Jeff Sharlet, a bestselling author and fellow Jewish faculty member at Dartmouth, told JTA that he spotted state riot police at the protest even though the college said it only called in local police.
To Sharlet, the encampment on campus was an “inclusive” and non-objectionable protest that the school should have respected.
“They were not obstructing anything. There was no argument they were obstructing anything,” Sharlet said. “There wasn’t hate speech. Maybe there was, a few times, a ‘River to the sea’ chant.” He added, “If we get to the point where a few students chanting ‘From the river to the sea’ requires long guns on a college campus, that’s not good for us as Jews, as Americans, as educators of students.”
(Many Jews and Israelis view the phrase, a mainstay of pro-Palestinian protests, as a call for Israel’s destruction).
Sharlet said Orleck had been videotaping the police and that an officer had grabbed her phone from her. Her attempts to ask for the phone back formed part of the exchange glimpsed in the video. Orleck was charged with resisting arrest and kept in handcuffs for an hour, he said. Police also arrested two Dartmouth student journalists.

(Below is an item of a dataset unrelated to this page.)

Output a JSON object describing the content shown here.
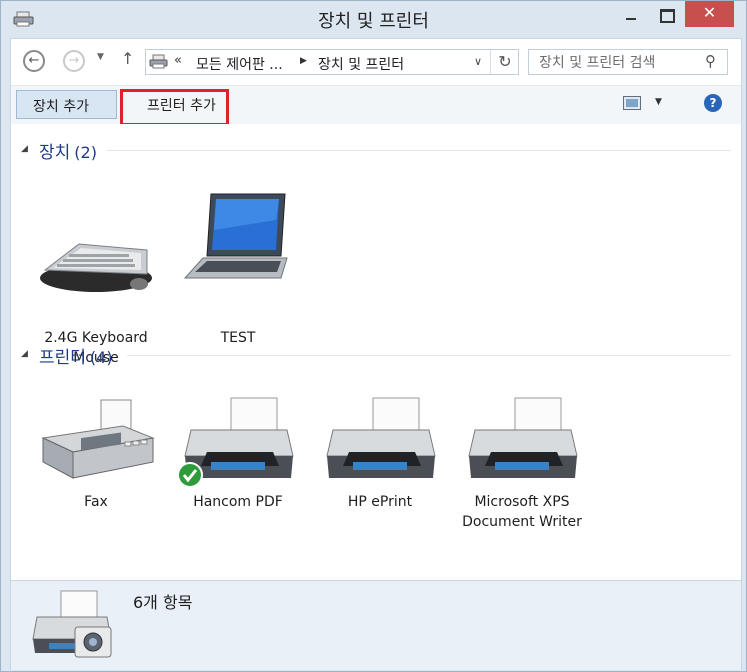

Current Jewish Studies chair Susannah Heschel, who also observed the protests, said they had initially sprung up from a separate graduate student strike related to labor issues. Heschel, who has been a public face of Dartmouth’s Israel dialogue initiative, said that Orleck “intended to be arrested.”
“She put herself in the place where everyone was told, if you are in this place, we will arrest you,” Heschel told JTA. “And she stayed in that place, whereas others left.”
Heschel said the night’s unrest didn’t affect her outlook on Dartmouth’s ability to lead campus dialogue on Israel and Jewish issues and said the Jewish studies department remained immensely popular with students: “Show me another school where there’s a waiting list for Medieval Jewish History,” she said.
Inspired by protests at Columbia, Gaza solidarity encampments have sprung up at campuses nationwide in the last few weeks and prompted all manner of concern from universities and Jewish groups. Thousands of protesters have been arrested, while a small number of schools have struck deals with their activists that will see them make moves toward considering divestment from Israel and other concessions.
The campus remains safe for Jewish students, Sharlet said, adding that many Jews were a part of the protests. “I’m not an anti-Zionist. This is not ‘Jews versus protesters.’ I feel so strongly about this,” he said.
Heschel said she remained encouraged by Dartmouth’s role in the national dialogue.
“It’s like a marriage,” she said. “There may be times we have an argument. It doesn’t mean the marriage is over. We’re still doing what we want to do, which is teach our students to collaborate.”